First, the General Court erred in law in interpreting Article 22(1) EUMR so that it empowers a Member State with national merger control laws to make a request for a referral to the Commission of a concentration that does not qualify for review under its national merger control laws.
Second, the General Court erred in law in rejecting Illumina’s plea that the referral request was made out of time by misinterpreting the meaning of the words ‘made known’ in Article 22 EUMR. It erred in its conclusions that time starts running for a referral by a Member State to the Commission only from when the merging parties specifically provide to the Member State’s authorities sufficient material for them to be able to make a preliminary assessment of whether the merger could qualify for referral.
Having found that the Commission’s delays in sending the invitation letter were unreasonable and breached principles of legal certainty, the obligation to act within a reasonable time and the principle of good administration: (i) the General Court erred in law in finding that Illumina needed to establish harm to the rights of defence in this case; or (ii) the General Court erred in law in finding that there was no such harm.
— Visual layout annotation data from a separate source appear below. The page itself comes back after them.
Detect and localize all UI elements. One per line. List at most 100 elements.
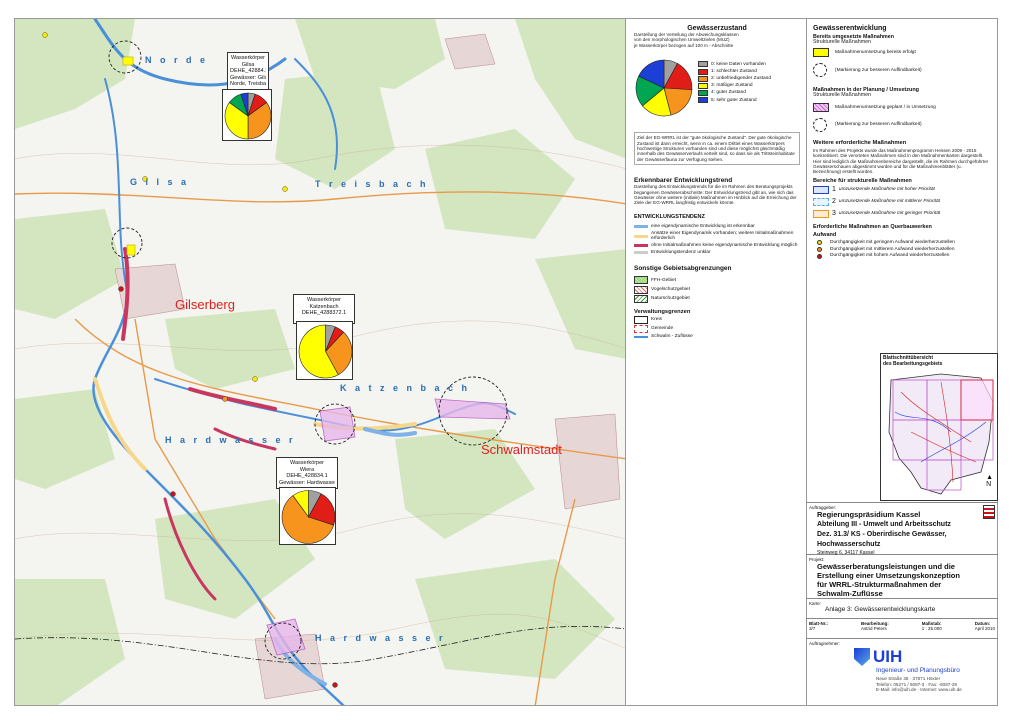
bereich-item: 2 umzusetzende Maßnahme mit mittlerer Pri… [813, 197, 991, 206]
date-value: April 2010 [974, 626, 995, 631]
client-name: Regierungspräsidium Kassel [817, 510, 921, 519]
ffh-swatch [634, 276, 648, 285]
sonstige-item: Naturschutzgebiet [634, 294, 800, 303]
pie-chart-box [279, 487, 336, 545]
verwaltung-item: Gemeinde [634, 325, 800, 334]
project-line: Erstellung einer Umsetzungskonzeption [817, 571, 960, 580]
yellow-swatch [813, 48, 829, 58]
zustand-class: 4: guter Zustand [698, 90, 771, 97]
verwaltung-label: Gemeinde [651, 326, 674, 332]
water-body-label: G i l s a [130, 177, 190, 187]
sonstige-title: Sonstige Gebietsabgrenzungen [634, 265, 732, 273]
class-label: 5: sehr guter Zustand [711, 97, 757, 103]
company-logo: UIH [854, 647, 902, 667]
map-title-section: Karte: Anlage 3: Gewässerentwicklungskar… [806, 598, 998, 618]
project-section: Projekt: Gewässerberatungsleistungen und… [806, 554, 998, 598]
planung-label: (Markierung zur besseren Auffindbarkeit) [835, 122, 922, 128]
trend-text: Darstellung des Entwicklungstrends für d… [634, 184, 797, 206]
gemeinde-swatch [634, 325, 648, 334]
class-swatch [698, 75, 708, 82]
bereich-label: umzusetzende Maßnahme mit geringer Prior… [838, 211, 941, 217]
legend-zustand-subtitle: Darstellung der Verteilung der Abweichun… [634, 32, 800, 48]
weir-dot-icon [817, 246, 822, 252]
logo-mark-icon [854, 648, 870, 666]
entwicklung-title: Gewässerentwicklung [813, 25, 887, 32]
town-label: Gilserberg [175, 297, 235, 312]
dashed-circle-icon [813, 63, 827, 78]
bereits-item: Maßnahmenumsetzung bereits erfolgt [813, 48, 991, 58]
weitere-title: Weitere erforderliche Maßnahmen [813, 139, 907, 146]
zustand-pie-chart [298, 324, 353, 379]
map-area[interactable]: N o r d e G i l s a T r e i s b a c h K … [14, 18, 626, 706]
zustand-classes: 0: keine Daten vorhanden 1: schlechter Z… [698, 60, 771, 104]
editor-cell: Bearbeitung: Astrid Peters [861, 621, 889, 636]
contractor-section: Auftragnehmer: UIH Ingenieur- und Planun… [806, 638, 998, 698]
trend-swatch [634, 251, 648, 255]
client-department: Abteilung III - Umwelt und Arbeitsschutz [817, 521, 951, 528]
weir-dot-icon [817, 253, 822, 259]
bereits-label: Maßnahmenumsetzung bereits erfolgt [835, 50, 916, 56]
bereits-label: (Markierung zur besseren Auffindbarkeit) [835, 67, 922, 73]
scale-value: 1 : 25.000 [921, 626, 942, 631]
zustand-class: 0: keine Daten vorhanden [698, 61, 771, 68]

Third the General Court erred in law in rejecting Illumina’s claim that it had a legitimate expectation that no change in Commission policy would be applied prior to the issuance of guidance and/or the Commission’s active encouragement to Member States to seek a referral was contrary to the principle of legal certainty: (i) in finding that a legitimate expectation could arise only if the assurance relied upon was directed specifically at the concentration in question; (ii) in mischaracterising the scope of the legitimate expectation; (iii) in finding that a carefully considered speech by the Commission Executive Vice-President responsible for competition did not emanate from the EU administration; and/or (iv) in finding that the Executive Vice-President’s assurance that the Commission would continue its policy of discouraging Member States from requesting referrals (pending issuance of guidance) was consistent with the Commission encouraging referral requests.
Council Regulation (EC) No 139/2004 of 20 January 2004 on the control of concentrations between undertakings (the EC Merger Regulation) (OJ 2004 L 24, p. 1).